The original posting and images can be viewed at
The inspiration for this lesson came from a twitter posting by @KQEDedspace this past Wednesday.
In that post, author Matthew Williams lays out a brief history of memes, provides tutorials for their creation using the imugr meme generator, and models an academic application for making memes.
That same day in class, my students had begun working with the ‘Tres Riches Heures,’ a French Gothic illumination that details late medieval life in each month of the calendar year. As little textual evidence survives that documents the everyday lives of “average” individuals, my students mined the images from the calendar to answer three questions:
- What do you observe in your images?
- How do you know it’s important?
- What is the text/subtext conveyed by the artists?
Working in pairs and small groups, they created Google Docs that shared their initial thinkings about these images and their answers to these questions.
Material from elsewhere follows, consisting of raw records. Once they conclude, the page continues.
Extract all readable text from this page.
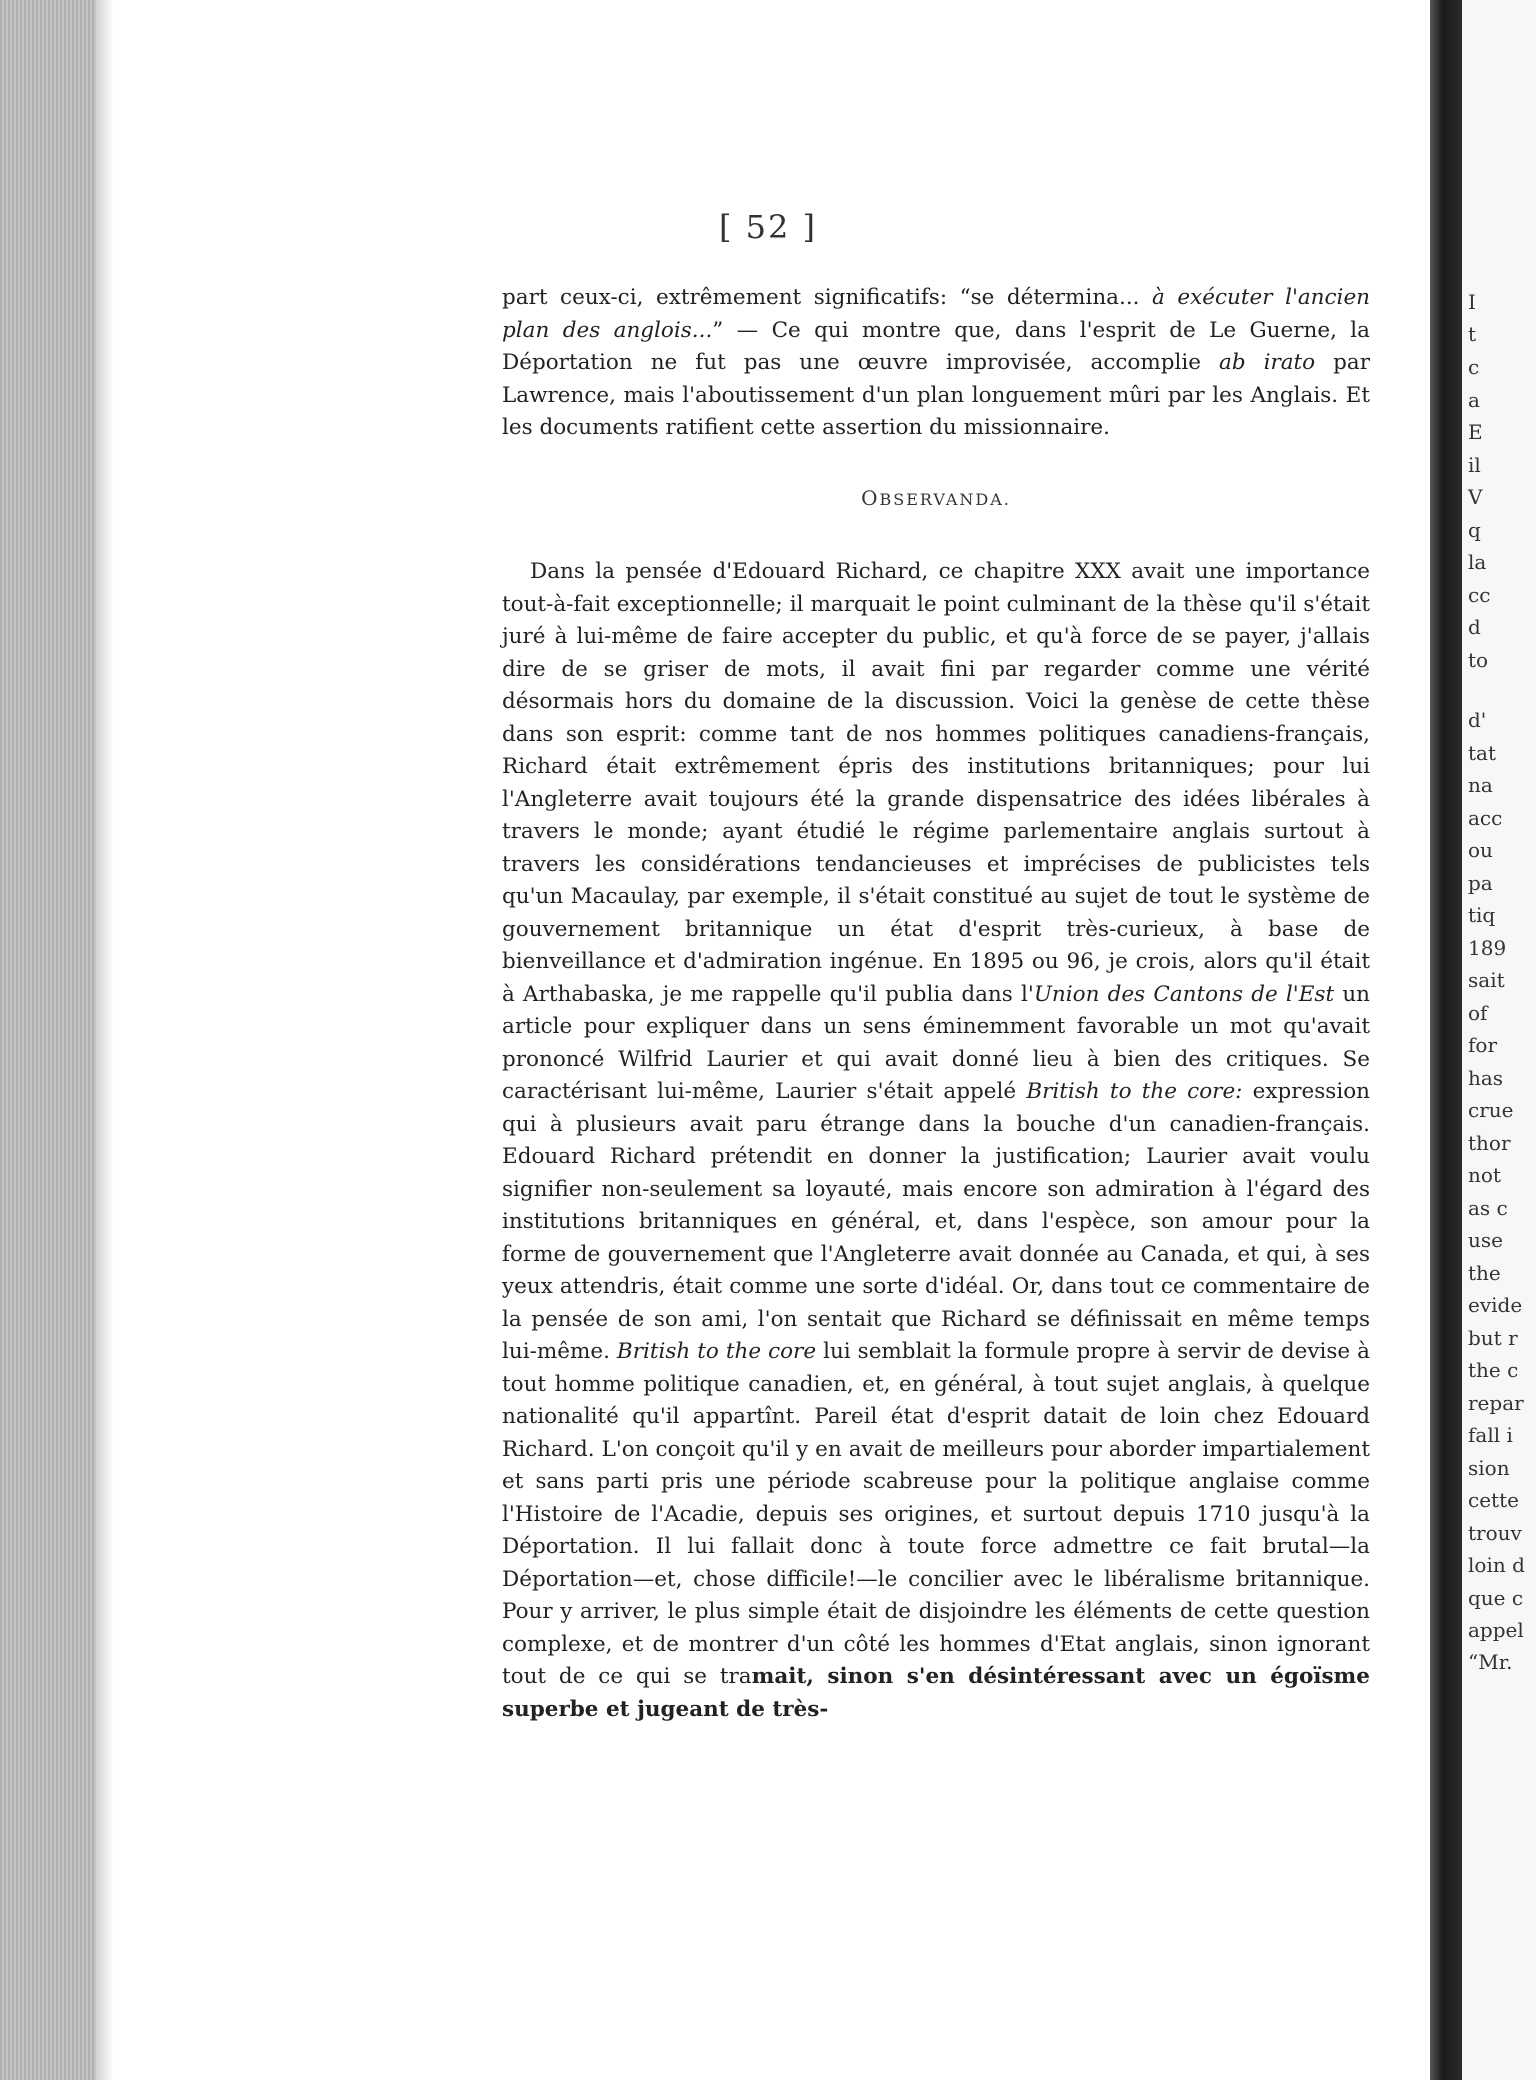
I
t
c
a
E
il
V
q
la
cc
d
to
d'
tat
na
acc
ou
pa
tiq
189
sait
of
for
has
crue
thor
not
as c
use
the
evide
but r
the c
repar
fall i
sion
cette
trouv
loin d
que c
appel
“Mr.
[ 52 ]

part ceux-ci, extrêmement significatifs: “se détermina... à exécuter l'ancien plan des anglois...” — Ce qui montre que, dans l'esprit de Le Guerne, la Déportation ne fut pas une œuvre improvisée, accomplie ab irato par Lawrence, mais l'aboutissement d'un plan longuement mûri par les Anglais. Et les documents ratifient cette assertion du missionnaire.

OBSERVANDA.

Dans la pensée d'Edouard Richard, ce chapitre XXX avait une importance tout-à-fait exceptionnelle; il marquait le point culminant de la thèse qu'il s'était juré à lui-même de faire accepter du public, et qu'à force de se payer, j'allais dire de se griser de mots, il avait fini par regarder comme une vérité désormais hors du domaine de la discussion. Voici la genèse de cette thèse dans son esprit: comme tant de nos hommes politiques canadiens-français, Richard était extrêmement épris des institutions britanniques; pour lui l'Angleterre avait toujours été la grande dispensatrice des idées libérales à travers le monde; ayant étudié le régime parlementaire anglais surtout à travers les considérations tendancieuses et imprécises de publicistes tels qu'un Macaulay, par exemple, il s'était constitué au sujet de tout le système de gouvernement britannique un état d'esprit très-curieux, à base de bienveillance et d'admiration ingénue. En 1895 ou 96, je crois, alors qu'il était à Arthabaska, je me rappelle qu'il publia dans l'Union des Cantons de l'Est un article pour expliquer dans un sens éminemment favorable un mot qu'avait prononcé Wilfrid Laurier et qui avait donné lieu à bien des critiques. Se caractérisant lui-même, Laurier s'était appelé British to the core: expression qui à plusieurs avait paru étrange dans la bouche d'un canadien-français. Edouard Richard prétendit en donner la justification; Laurier avait voulu signifier non-seulement sa loyauté, mais encore son admiration à l'égard des institutions britanniques en général, et, dans l'espèce, son amour pour la forme de gouvernement que l'Angleterre avait donnée au Canada, et qui, à ses yeux attendris, était comme une sorte d'idéal. Or, dans tout ce commentaire de la pensée de son ami, l'on sentait que Richard se définissait en même temps lui-même. British to the core lui semblait la formule propre à servir de devise à tout homme politique canadien, et, en général, à tout sujet anglais, à quelque nationalité qu'il appartînt. Pareil état d'esprit datait de loin chez Edouard Richard. L'on conçoit qu'il y en avait de meilleurs pour aborder impartialement et sans parti pris une période scabreuse pour la politique anglaise comme l'Histoire de l'Acadie, depuis ses origines, et surtout depuis 1710 jusqu'à la Déportation. Il lui fallait donc à toute force admettre ce fait brutal—la Déportation—et, chose difficile!—le concilier avec le libéralisme britannique. Pour y arriver, le plus simple était de disjoindre les éléments de cette question complexe, et de montrer d'un côté les hommes d'Etat anglais, sinon ignorant tout de ce qui se tramait, sinon s'en désintéressant avec un égoïsme superbe et jugeant de très-
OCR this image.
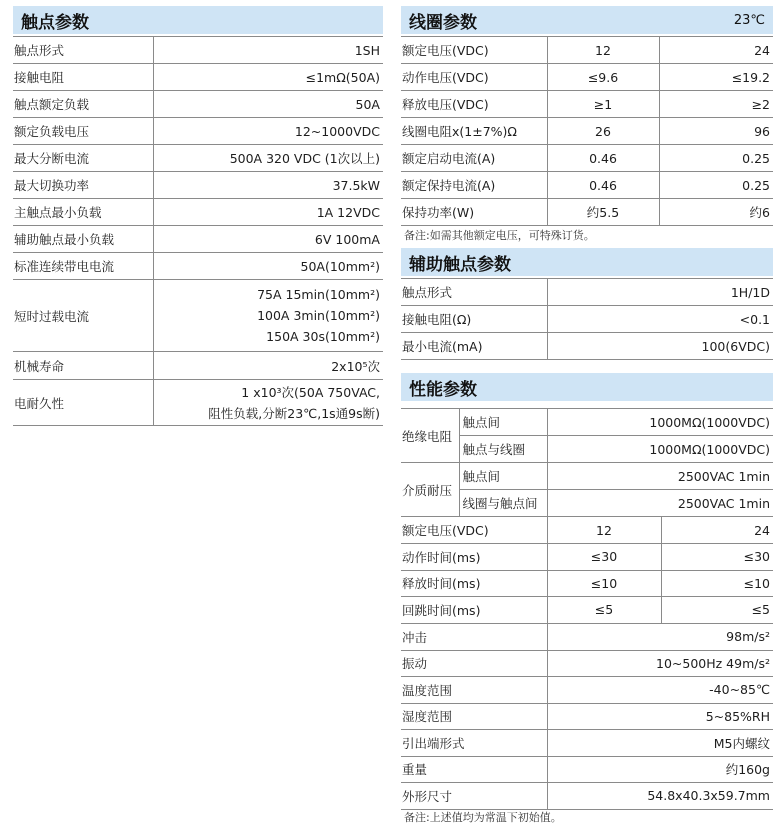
触点参数
触点形式	1SH
接触电阻	≤1mΩ(50A)
触点额定负载	50A
额定负载电压	12~1000VDC
最大分断电流	500A 320 VDC (1次以上)
最大切换功率	37.5kW
主触点最小负载	1A 12VDC
辅助触点最小负载	6V 100mA
标准连续带电电流	50A(10mm²)
短时过载电流	75A 15min(10mm²)
100A 3min(10mm²)
150A 30s(10mm²)

机械寿命	2x10⁵次
电耐久性	1 x10³次(50A 750VAC,
阻性负载,分断23℃,1s通9s断)
线圈参数	23℃
额定电压(VDC)	12	24
动作电压(VDC)	≤9.6	≤19.2
释放电压(VDC)	≥1	≥2
线圈电阻x(1±7%)Ω	26	96
额定启动电流(A)	0.46	0.25
额定保持电流(A)	0.46	0.25
保持功率(W)	约5.5	约6
备注:如需其他额定电压，可特殊订货。
辅助触点参数
触点形式	1H/1D
接触电阻(Ω)	<0.1
最小电流(mA)	100(6VDC)
性能参数
绝缘电阻	触点间	1000MΩ(1000VDC)
	触点与线圈	1000MΩ(1000VDC)
介质耐压	触点间	2500VAC 1min
	线圈与触点间	2500VAC 1min
额定电压(VDC)	12	24
动作时间(ms)	≤30	≤30
释放时间(ms)	≤10	≤10
回跳时间(ms)	≤5	≤5
冲击	98m/s²
振动	10~500Hz 49m/s²
温度范围	-40~85℃
湿度范围	5~85%RH
引出端形式	M5内螺纹
重量	约160g
外形尺寸	54.8x40.3x59.7mm
备注:上述值均为常温下初始值。
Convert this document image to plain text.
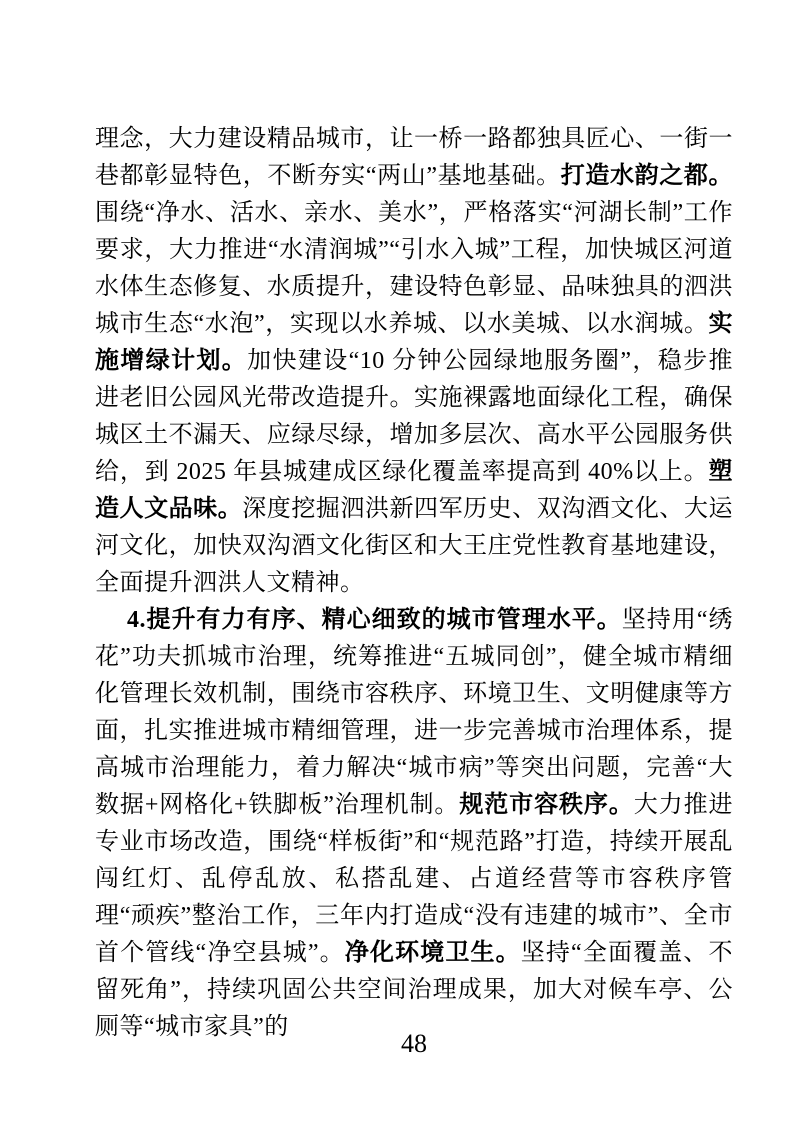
理念，大力建设精品城市，让一桥一路都独具匠心、一街一巷都彰显特色，不断夯实“两山”基地基础。打造水韵之都。围绕“净水、活水、亲水、美水”，严格落实“河湖长制”工作要求，大力推进“水清润城”“引水入城”工程，加快城区河道水体生态修复、水质提升，建设特色彰显、品味独具的泗洪城市生态“水泡”，实现以水养城、以水美城、以水润城。实施增绿计划。加快建设“10 分钟公园绿地服务圈”，稳步推进老旧公园风光带改造提升。实施裸露地面绿化工程，确保城区土不漏天、应绿尽绿，增加多层次、高水平公园服务供给，到 2025 年县城建成区绿化覆盖率提高到 40%以上。塑造人文品味。深度挖掘泗洪新四军历史、双沟酒文化、大运河文化，加快双沟酒文化街区和大王庄党性教育基地建设，全面提升泗洪人文精神。

4.提升有力有序、精心细致的城市管理水平。坚持用“绣花”功夫抓城市治理，统筹推进“五城同创”，健全城市精细化管理长效机制，围绕市容秩序、环境卫生、文明健康等方面，扎实推进城市精细管理，进一步完善城市治理体系，提高城市治理能力，着力解决“城市病”等突出问题，完善“大数据+网格化+铁脚板”治理机制。规范市容秩序。大力推进专业市场改造，围绕“样板街”和“规范路”打造，持续开展乱闯红灯、乱停乱放、私搭乱建、占道经营等市容秩序管理“顽疾”整治工作，三年内打造成“没有违建的城市”、全市首个管线“净空县城”。净化环境卫生。坚持“全面覆盖、不留死角”，持续巩固公共空间治理成果，加大对候车亭、公厕等“城市家具”的

48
When they returned to class the next day, I greeted them with the following page in the class VLE:
The page provided students with that day’s assignment and explained the connection to and application of their Google Docs. It linked, via embedded video, to the YouTube playlist that explained memes, the steps in creating them, and the academic application of them. Additionally, I provided my own example, based upon a popular background, because hey, if Icould do it, of course THEY could:
Finally, I provided a “Disclaimer about Memes in the wild” and the sometimes NSFW content they employ.
This disclaimer especially got the students’ attentions, and they were inquisitive as to why I would provide them access to a resource (imugr) that may at times, though not always, include material we may consider inappropriate. This led to a useful initial discussion about digital citizenship and censorship, and I included a link within the page to resources justifying my decision.
Students then self-selected whether to work as individuals or with their initial pairing/small group, and set to work with the resources provided them.
At the close of the period, students shared the imugr direct links to their created memes with me. Here is a selection of their work:
At the next class meeting, I will ask students to reflect in writing upon the words they chose to include in order to more explicitly convey the subtext they identified in their images. I also hope this reflection will help to clarify the depth of understanding I believe is emerging in my students’ thinking, as well as to justify this exercise to a critical audience that might otherwise see “just a silly exercise.”